Returns: Returns the object containing the relatedness measure.

__METHOD__->measureSemanticRelatedness3(searchString1,searchString2)

Purpose: This function is used to measure the relatedness between two words.

Formula used: log( hits(w1w2) / (hits(w1) * hits(w2)))

Valid arguments are :

  • searchString1

    string. The search string which can be a phrase or word

  • searchString2

    string. The search string which can be a phrase or word

Returns: Returns the object containing the relatedness measure.

__METHOD__->predictSemanticOrientation(infile,posInf, negInf,trace)

Purpose: this function tries to predict the semantic orientation of a paragraph of text.

Valid arguments are :

  • infile

    string. The location of the review file

  • posInf.

    string. Positive inference such as excellent

  • negInf.

    string. Negative inference such a poor

  • trace.

    string. The location of the trace file. If a file_name is given, the results are stored in this file

Returns : the PMI measure and the prediction which is 0 or 1.

__METHOD__->predictWordSentiment(infile,posInf,negInf,html,trace)

Purpose:Given an file containing text, this function tries to find the positive and negative words. The formula used to calculate the sentiment of a word is based on the PMI-IR formula given in Peter Turneys paper.

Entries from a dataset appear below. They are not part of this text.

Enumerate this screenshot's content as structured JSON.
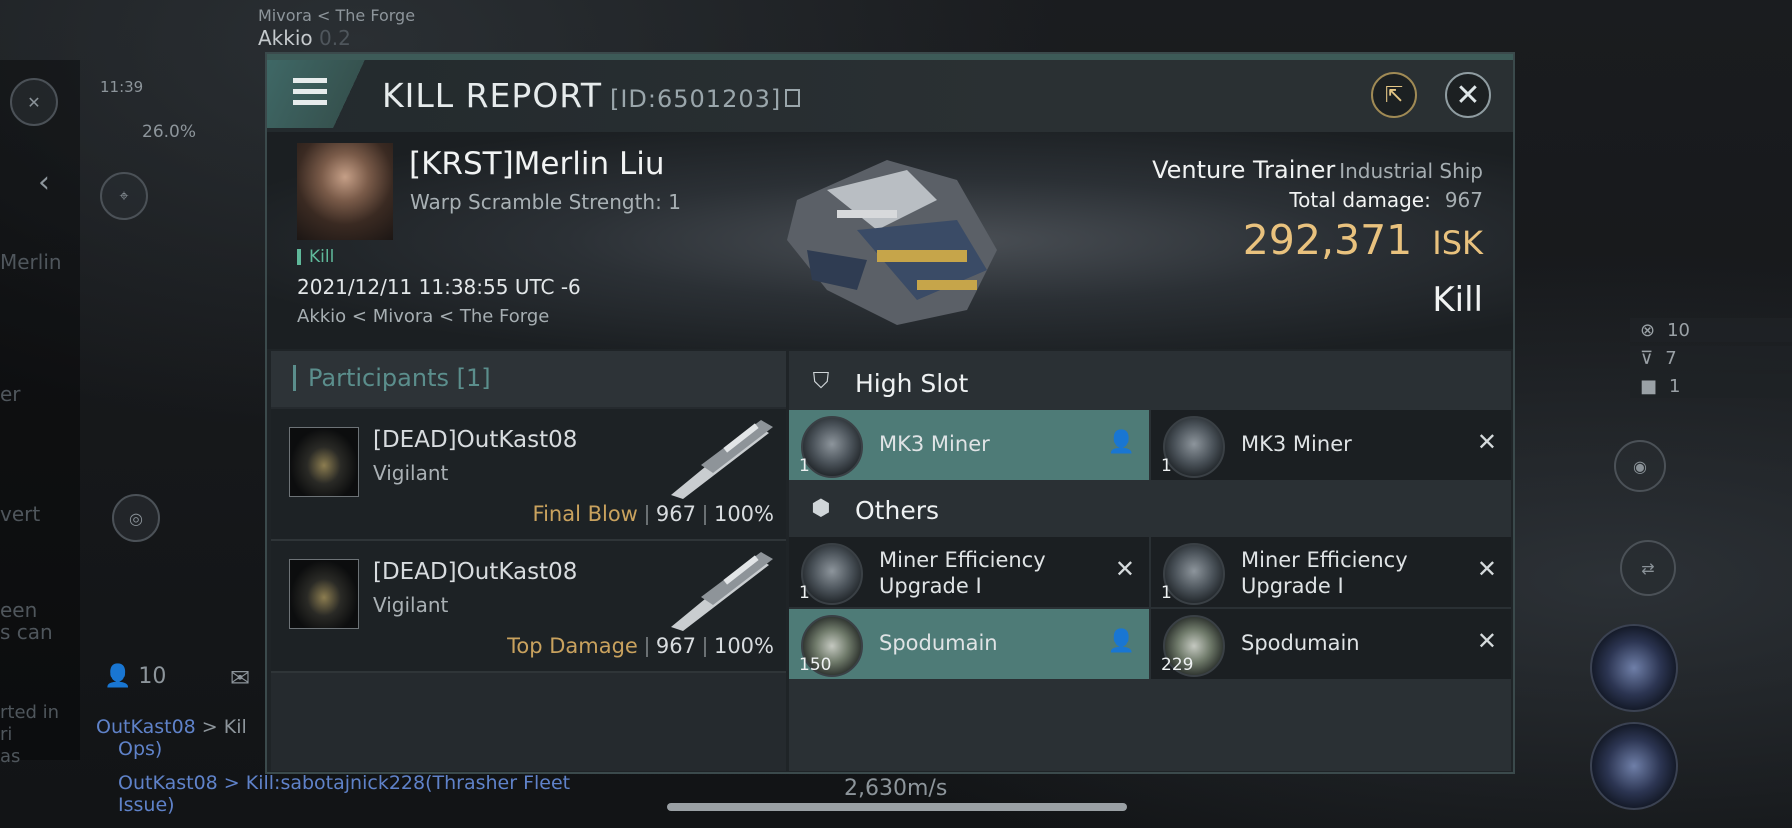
{
  "background": {
    "region": "Mivora",
    "region_parent": "< The Forge",
    "system": "Akkio",
    "security": "0.2",
    "time": "11:39",
    "cargo_pct": "26.0%",
    "side_labels": [
      "Merlin",
      "er",
      "vert",
      "een",
      "s can",
      "rted in",
      "ri",
      "as"
    ],
    "local_count": "10",
    "right_stats": [
      "10",
      "7",
      "1"
    ],
    "speed": "2,630m/s",
    "chat": [
      {
        "who": "OutKast08",
        "text": "> Kil",
        "text2": "Ops)"
      },
      {
        "who": "OutKast08",
        "text": "> Kill:sabotajnick228(Thrasher Fleet",
        "text2": "Issue)"
      }
    ]
  },
  "report": {
    "title": "KILL REPORT",
    "id_text": "[ID:6501203]",
    "victim": {
      "name": "[KRST]Merlin Liu",
      "scramble": "Warp Scramble Strength: 1",
      "kill_tag": "Kill",
      "datetime": "2021/12/11 11:38:55 UTC -6",
      "location": "Akkio < Mivora < The Forge",
      "ship": "Venture Trainer",
      "ship_class": "Industrial Ship",
      "total_damage_label": "Total damage:",
      "total_damage": "967",
      "isk_value": "292,371",
      "isk_unit": "ISK",
      "result": "Kill"
    },
    "participants_label": "Participants [1]",
    "attackers": [
      {
        "name": "[DEAD]OutKast08",
        "ship": "Vigilant",
        "tag": "Final Blow",
        "damage": "967",
        "pct": "100%"
      },
      {
        "name": "[DEAD]OutKast08",
        "ship": "Vigilant",
        "tag": "Top Damage",
        "damage": "967",
        "pct": "100%"
      }
    ],
    "high_slot_label": "High Slot",
    "others_label": "Others",
    "high_slot": [
      {
        "name": "MK3 Miner",
        "qty": "1",
        "state": "dropped"
      },
      {
        "name": "MK3 Miner",
        "qty": "1",
        "state": "destroyed"
      }
    ],
    "others": [
      {
        "name": "Miner Efficiency Upgrade I",
        "qty": "1",
        "state": "destroyed"
      },
      {
        "name": "Miner Efficiency Upgrade I",
        "qty": "1",
        "state": "destroyed"
      },
      {
        "name": "Spodumain",
        "qty": "150",
        "state": "dropped"
      },
      {
        "name": "Spodumain",
        "qty": "229",
        "state": "destroyed"
      }
    ]
  }
}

              (hits(word AND "excellent") hits (poor))

         log2 ----------------------------------------

              (hits(word AND "poor") hits (excellent))

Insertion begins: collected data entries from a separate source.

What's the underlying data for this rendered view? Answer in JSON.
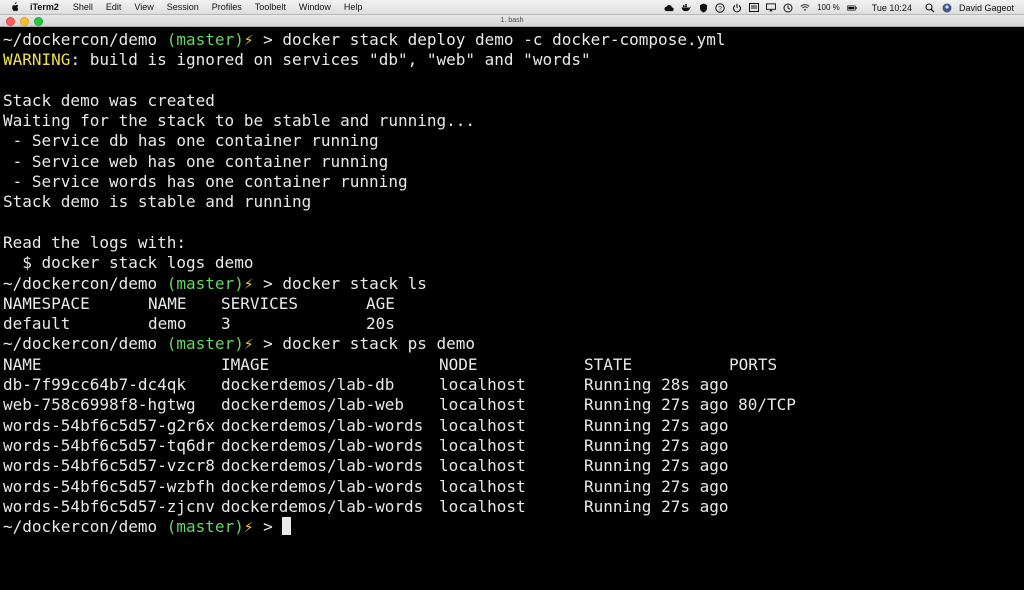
{
  "menubar": {
    "app_name": "iTerm2",
    "items": [
      "Shell",
      "Edit",
      "View",
      "Session",
      "Profiles",
      "Toolbelt",
      "Window",
      "Help"
    ],
    "battery": "100 %",
    "clock": "Tue 10:24",
    "user": "David Gageot"
  },
  "window": {
    "title": "1. bash"
  },
  "terminal": {
    "prompt_path": "~/dockercon/demo ",
    "prompt_branch": "(master)",
    "prompt_bolt": "⚡",
    "prompt_arrow": " > ",
    "cmd_deploy": "docker stack deploy demo -c docker-compose.yml",
    "warning_label": "WARNING",
    "warning_text": ": build is ignored on services \"db\", \"web\" and \"words\"",
    "out_created": "Stack demo was created",
    "out_waiting": "Waiting for the stack to be stable and running...",
    "out_svc_db": " - Service db has one container running",
    "out_svc_web": " - Service web has one container running",
    "out_svc_words": " - Service words has one container running",
    "out_stable": "Stack demo is stable and running",
    "out_read_logs": "Read the logs with:",
    "out_logs_cmd": "  $ docker stack logs demo",
    "cmd_ls": "docker stack ls",
    "ls_headers": [
      "NAMESPACE",
      "NAME",
      "SERVICES",
      "AGE"
    ],
    "ls_row": [
      "default",
      "demo",
      "3",
      "20s"
    ],
    "cmd_ps": "docker stack ps demo",
    "ps_headers": [
      "NAME",
      "IMAGE",
      "NODE",
      "STATE",
      "PORTS"
    ],
    "ps_rows": [
      [
        "db-7f99cc64b7-dc4qk",
        "dockerdemos/lab-db",
        "localhost",
        "Running 28s ago",
        ""
      ],
      [
        "web-758c6998f8-hgtwg",
        "dockerdemos/lab-web",
        "localhost",
        "Running 27s ago",
        "80/TCP"
      ],
      [
        "words-54bf6c5d57-g2r6x",
        "dockerdemos/lab-words",
        "localhost",
        "Running 27s ago",
        ""
      ],
      [
        "words-54bf6c5d57-tq6dr",
        "dockerdemos/lab-words",
        "localhost",
        "Running 27s ago",
        ""
      ],
      [
        "words-54bf6c5d57-vzcr8",
        "dockerdemos/lab-words",
        "localhost",
        "Running 27s ago",
        ""
      ],
      [
        "words-54bf6c5d57-wzbfh",
        "dockerdemos/lab-words",
        "localhost",
        "Running 27s ago",
        ""
      ],
      [
        "words-54bf6c5d57-zjcnv",
        "dockerdemos/lab-words",
        "localhost",
        "Running 27s ago",
        ""
      ]
    ]
  }
}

For more information refer the paper, "Thumbs Up or Thumbs Down? Semantic Orientation Applied to Unsupervised Classification of Reviews" By Peter Turney.

  • infile

    string. The input file

  • posInf

    string. A positive word such as "Excellent"

  • negInf.

    string. A negative word such as "Bad"

  • html.

    string. Set to "true" if you want the results to be HTML formatted

    trace.

    string. Set to a file if you want the results to be written to the given filename.

returns : Returns an html or text version of the results.

__METHOD__->predictPhraseSentiment(infile,,posInf,negInf,html,trace)

Purpose:Given an file containing text, this function tries to find the positive and negative phrases. The formula used to calculate the sentiment of a phrase is based on the PMI-IR formula given in Peter Turneys paper.

              (hits(phrase AND "excellent") hits (poor))

         log2 ------------------------------------------
     
              (hits(phrase AND "poor") hits (excellent))

For more information refer the paper, "Thumbs Up or Thumbs Down? Semantic Orientation Applied to Unsupervised Classification of Reviews" By Peter Turney.

  • infile

    string. The input file

  • posInf

    string. A positive word such as "Excellent"

  • negInf.

    string. A negative word such as "Bad"

  • html.

    string. Set to "true" if you want the results to be HTML formatted

    trace.

    string. Set to a file if you want the results to be written to the given filename.

returns : Returns an html or text version of the results.

AUTHOR

Pratheepan Raveendranathan, <rave0029@d.umn.edu>

Ted Pedersen, <tpederse@d.umn.edu>

BUGS

SEE ALSO

WebService::GoogleHack home page - http://google-hack.sourceforge.net

Pratheepan Raveendranathan - http://www.d.umn.edu/~rave0029/research

Ted Pedersen - www.d.umn.edu./~tpederse

Google-Hack Maling List <google-hack-users@lists.sourceforge.net>

COPYRIGHT AND LICENSE

Copyright (c) 2005 by Pratheepan Raveendranathan, Ted Pedersen

This program is free software; you can redistribute it and/or modify it under the terms of the GNU General Public License as published by the Free Software Foundation; either version 2 of the License, or (at your option) any later version.

This program is distributed in the hope that it will be useful, but WITHOUT ANY WARRANTY; without even the implied warranty of MERCHANTABILITY or FITNESS FOR A PARTICULAR PURPOSE. See the GNU General Public License for more details.

You should have received a copy of the GNU General Public License along with this program; if not, write to

The Free Software Foundation, Inc., 59 Temple Place - Suite 330, Boston, MA 02111-1307, USA.